HNA Commercial REIT is seeking to add arrangers to its planned Singapore initial public offering as Bank of America Corp. walks away from the deal, people with knowledge of the matter said.
The property trust, backed by embattled Chinese conglomerate HNA Group Co., has been reaching out to investment banks to gauge their interest in taking a senior role on the deal alongside DBS Group Holdings Ltd., according to the
people. The listing, which was slated to seek more than S$400 million ($295 million), will be delayed at least until the autumn, one of the people said, asking not to be identified because the information is private.
HNA Group said on July 22 that Bank of America’s participation in an unspecified investment trust IPO involving one of its units was terminated for “commercial reasons.” HNA Commercial REIT had been planning to gauge investor demand in mid-June and complete the offering in July, people with knowledge of the matter said last month. It will be backed by commercial properties in Australia, Singapore and London worth about S$1 billion, according to the people.
“HNA will need to get a financial adviser of similar stature as BofA in order to assuage the market’s concerns,” Justin Tang, a director of global special situations at Religare Capital Markets in Singapore, said Saturday by phone. “Investors will be demanding a higher yield and seeking a greater risk premium because of all the questions surrounding HNA.”

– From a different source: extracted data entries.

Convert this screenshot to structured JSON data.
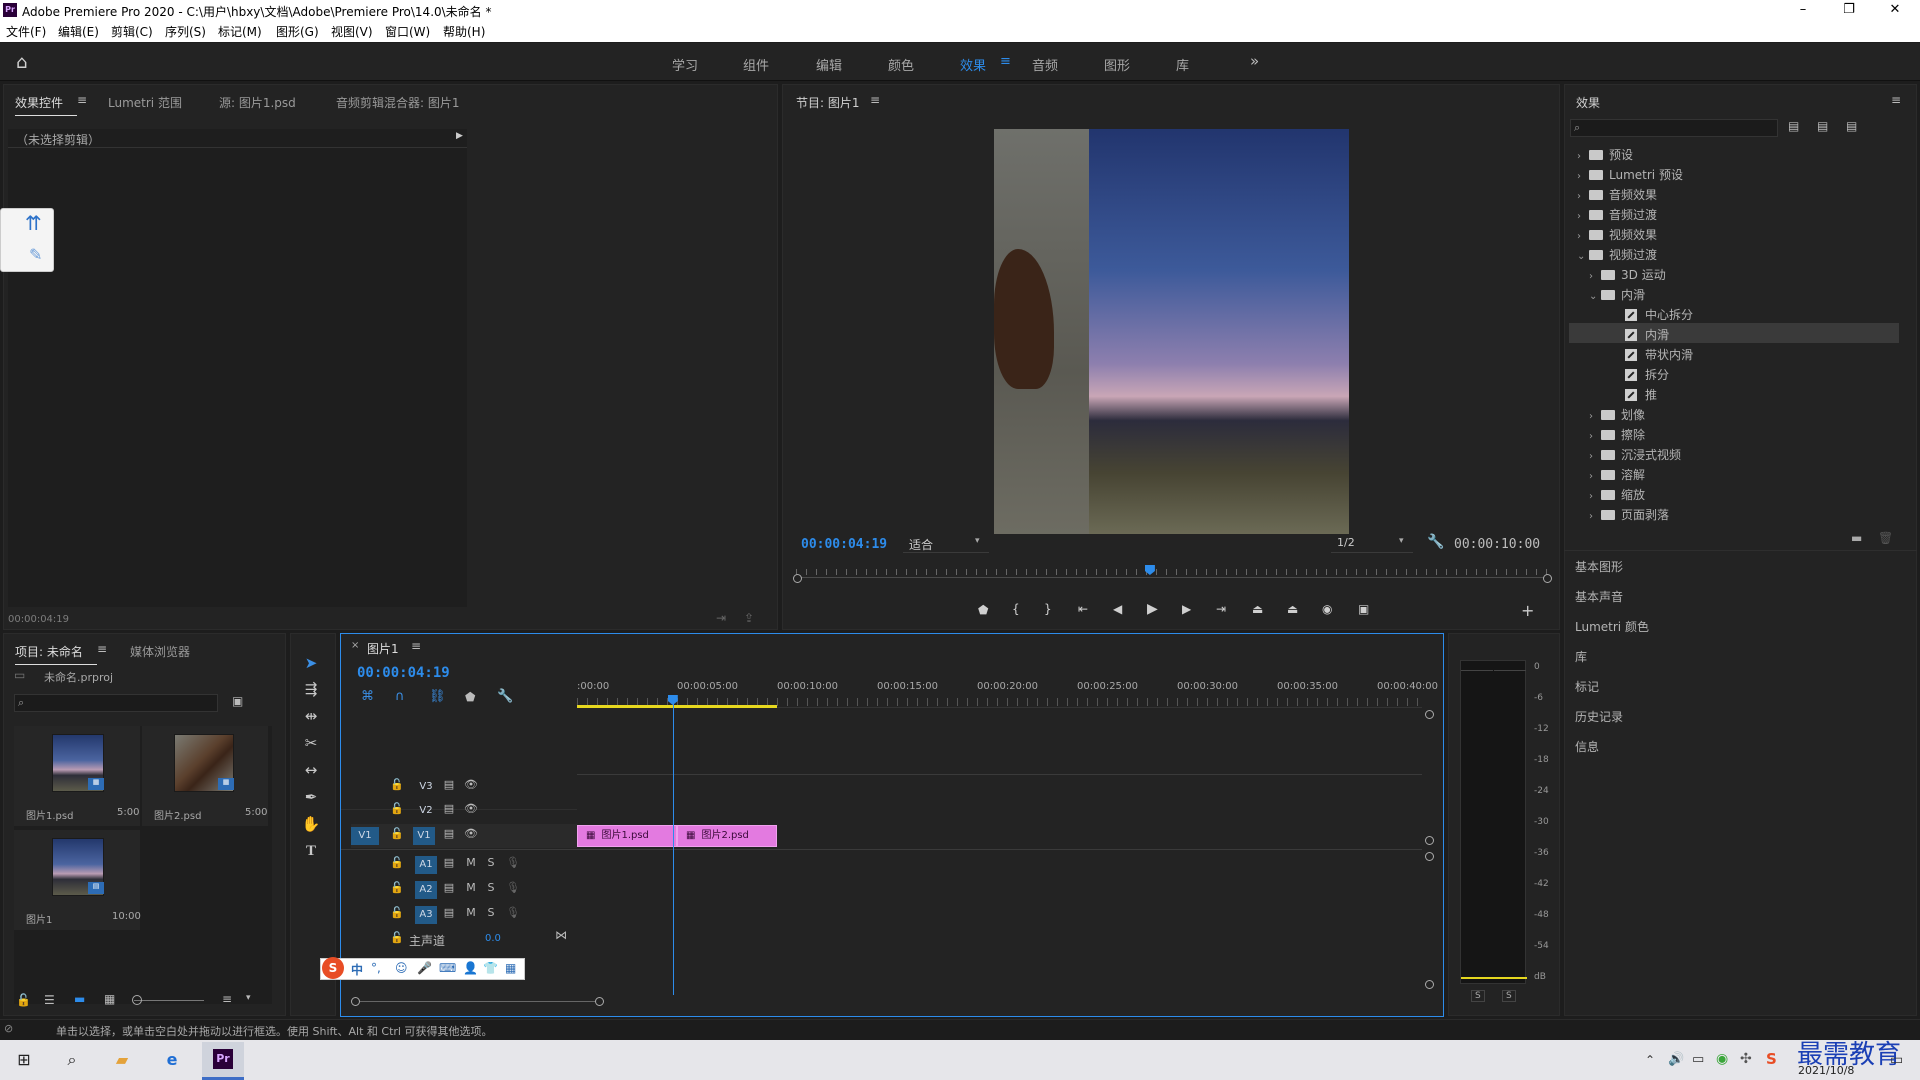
{
  "window": {
    "title": "Adobe Premiere Pro 2020 - C:\\用户\\hbxy\\文档\\Adobe\\Premiere Pro\\14.0\\未命名 *",
    "app_icon": "Pr",
    "minimize": "–",
    "restore": "❐",
    "close": "✕"
  },
  "menu": [
    "文件(F)",
    "编辑(E)",
    "剪辑(C)",
    "序列(S)",
    "标记(M)",
    "图形(G)",
    "视图(V)",
    "窗口(W)",
    "帮助(H)"
  ],
  "workspaces": [
    "学习",
    "组件",
    "编辑",
    "颜色",
    "效果",
    "音频",
    "图形",
    "库"
  ],
  "active_workspace": "效果",
  "effect_controls": {
    "tabs": [
      "效果控件",
      "Lumetri 范围",
      "源: 图片1.psd",
      "音频剪辑混合器: 图片1"
    ],
    "no_clip": "（未选择剪辑）",
    "timecode": "00:00:04:19"
  },
  "program": {
    "tab": "节目: 图片1",
    "timecode": "00:00:04:19",
    "fit": "适合",
    "resolution": "1/2",
    "duration": "00:00:10:00",
    "playhead_fraction": 0.47
  },
  "effects_panel": {
    "title": "效果",
    "tree": [
      {
        "label": "预设",
        "level": 0,
        "type": "folder-special",
        "open": false
      },
      {
        "label": "Lumetri 预设",
        "level": 0,
        "type": "folder-special",
        "open": false
      },
      {
        "label": "音频效果",
        "level": 0,
        "type": "folder",
        "open": false
      },
      {
        "label": "音频过渡",
        "level": 0,
        "type": "folder",
        "open": false
      },
      {
        "label": "视频效果",
        "level": 0,
        "type": "folder",
        "open": false
      },
      {
        "label": "视频过渡",
        "level": 0,
        "type": "folder",
        "open": true
      },
      {
        "label": "3D 运动",
        "level": 1,
        "type": "folder",
        "open": false
      },
      {
        "label": "内滑",
        "level": 1,
        "type": "folder",
        "open": true
      },
      {
        "label": "中心拆分",
        "level": 2,
        "type": "effect"
      },
      {
        "label": "内滑",
        "level": 2,
        "type": "effect",
        "selected": true
      },
      {
        "label": "带状内滑",
        "level": 2,
        "type": "effect"
      },
      {
        "label": "拆分",
        "level": 2,
        "type": "effect"
      },
      {
        "label": "推",
        "level": 2,
        "type": "effect"
      },
      {
        "label": "划像",
        "level": 1,
        "type": "folder",
        "open": false
      },
      {
        "label": "擦除",
        "level": 1,
        "type": "folder",
        "open": false
      },
      {
        "label": "沉浸式视频",
        "level": 1,
        "type": "folder",
        "open": false
      },
      {
        "label": "溶解",
        "level": 1,
        "type": "folder",
        "open": false
      },
      {
        "label": "缩放",
        "level": 1,
        "type": "folder",
        "open": false
      },
      {
        "label": "页面剥落",
        "level": 1,
        "type": "folder",
        "open": false
      }
    ],
    "side_panels": [
      "基本图形",
      "基本声音",
      "Lumetri 颜色",
      "库",
      "标记",
      "历史记录",
      "信息"
    ]
  },
  "project": {
    "tabs": [
      "项目: 未命名",
      "媒体浏览器"
    ],
    "file": "未命名.prproj",
    "items": [
      {
        "name": "图片1.psd",
        "duration": "5:00"
      },
      {
        "name": "图片2.psd",
        "duration": "5:00"
      },
      {
        "name": "图片1",
        "duration": "10:00"
      }
    ]
  },
  "timeline": {
    "tab": "图片1",
    "timecode": "00:00:04:19",
    "ruler": [
      ":00:00",
      "00:00:05:00",
      "00:00:10:00",
      "00:00:15:00",
      "00:00:20:00",
      "00:00:25:00",
      "00:00:30:00",
      "00:00:35:00",
      "00:00:40:00"
    ],
    "video_tracks": [
      "V3",
      "V2",
      "V1"
    ],
    "audio_tracks": [
      "A1",
      "A2",
      "A3"
    ],
    "source_patch": "V1",
    "master": {
      "label": "主声道",
      "value": "0.0"
    },
    "clips": [
      {
        "name": "图片1.psd",
        "start": 0,
        "end": 5
      },
      {
        "name": "图片2.psd",
        "start": 5,
        "end": 10
      }
    ],
    "playhead_seconds": 4.79,
    "track_letters": {
      "mute": "M",
      "solo": "S"
    }
  },
  "meter": {
    "labels": [
      "0",
      "-6",
      "-12",
      "-18",
      "-24",
      "-30",
      "-36",
      "-42",
      "-48",
      "-54",
      "dB"
    ],
    "solo": [
      "S",
      "S"
    ]
  },
  "status": "单击以选择，或单击空白处并拖动以进行框选。使用 Shift、Alt 和 Ctrl 可获得其他选项。",
  "taskbar": {
    "date": "2021/10/8",
    "watermark": "最需教育"
  },
  "colors": {
    "accent": "#2d8ceb",
    "clip": "#e37ae0",
    "track_on": "#225a88"
  }
}
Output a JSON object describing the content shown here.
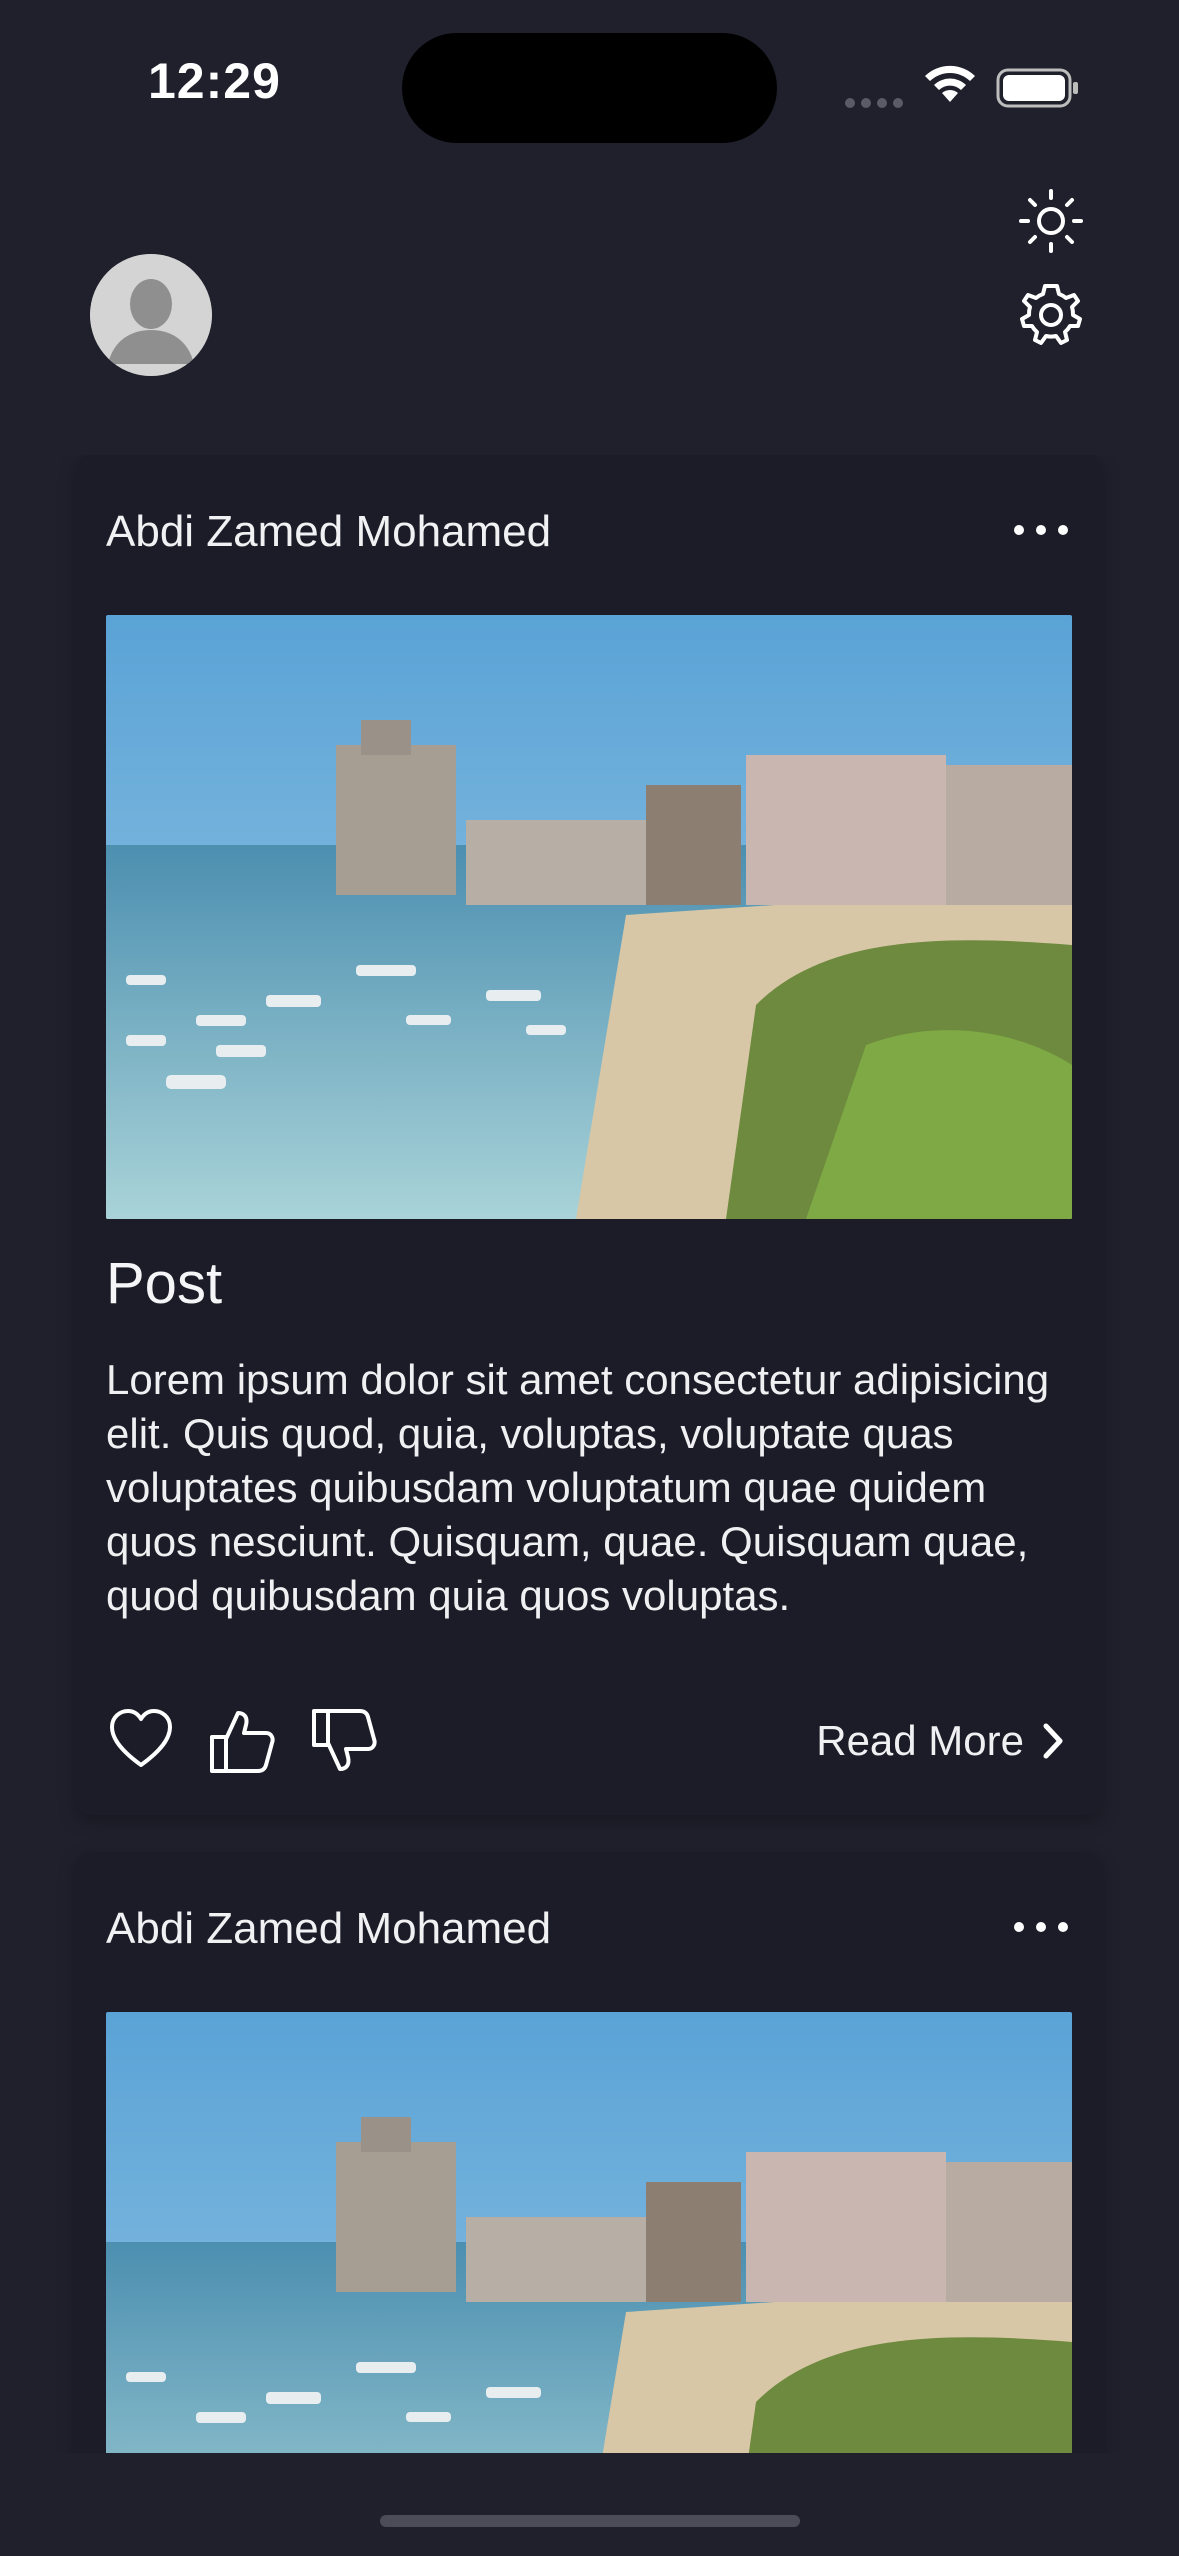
{
  "status_bar": {
    "time": "12:29"
  },
  "header": {
    "avatar_alt": "User avatar"
  },
  "posts": [
    {
      "author": "Abdi Zamed Mohamed",
      "title": "Post",
      "body": "Lorem ipsum dolor sit amet consectetur adipisicing elit. Quis quod, quia, voluptas, voluptate quas voluptates quibusdam voluptatum quae quidem quos nesciunt. Quisquam, quae. Quisquam quae, quod quibusdam quia quos voluptas.",
      "read_more": "Read More"
    },
    {
      "author": "Abdi Zamed Mohamed"
    }
  ],
  "colors": {
    "background": "#1f202c",
    "card": "#1b1c27",
    "text": "#ffffff"
  }
}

Several of HNA Group’s deals have faced challenges since Chinese regulators began assessing the risks that the company and other serial dealmakers pose to the nation’s financial system. HNA Group is fielding additional questions from banks working to finance its proposed $1 billion takeover of Singapore logistics operator CWT Ltd., people with knowledge of the matter said this week.

Regulatory Scrutiny
Any listing would add to the $2.1 billion raised through Singapore IPOs this year, up from $1.7 billion during the same period in 2016, data compiled by Bloomberg show. The situation remains fluid, and details of the HNA Commercial REIT offering could change, according to the people.
Representatives for Bank of America, DBS and HNA Commercial REIT declined to comment.
US officials are examining HNA Group’s proposed purchase of SkyBridge Capital, the hedge-fund firm founded by White House communications director Anthony Scaramucci, while the European Central Bank is considering a review of its stake in Deutsche Bank AG, people with knowledge of the matter have said. Those transactions are among more than $40 billion of deals that HNA Group has announced since the beginning of 2016, data compiled by Bloomberg show.
HNA Investment Group Co., a Shenzhen-listed arm of the Chinese conglomerate, and Singapore’s AEP Investment Management Pte will contribute assets to the commercial property trust, the people said last month. HNA Investment announced in March it planned to buy at least a 35 percent stake in a REIT that will list in Singapore, as well as 75 percent of a trust management company formed with AEP.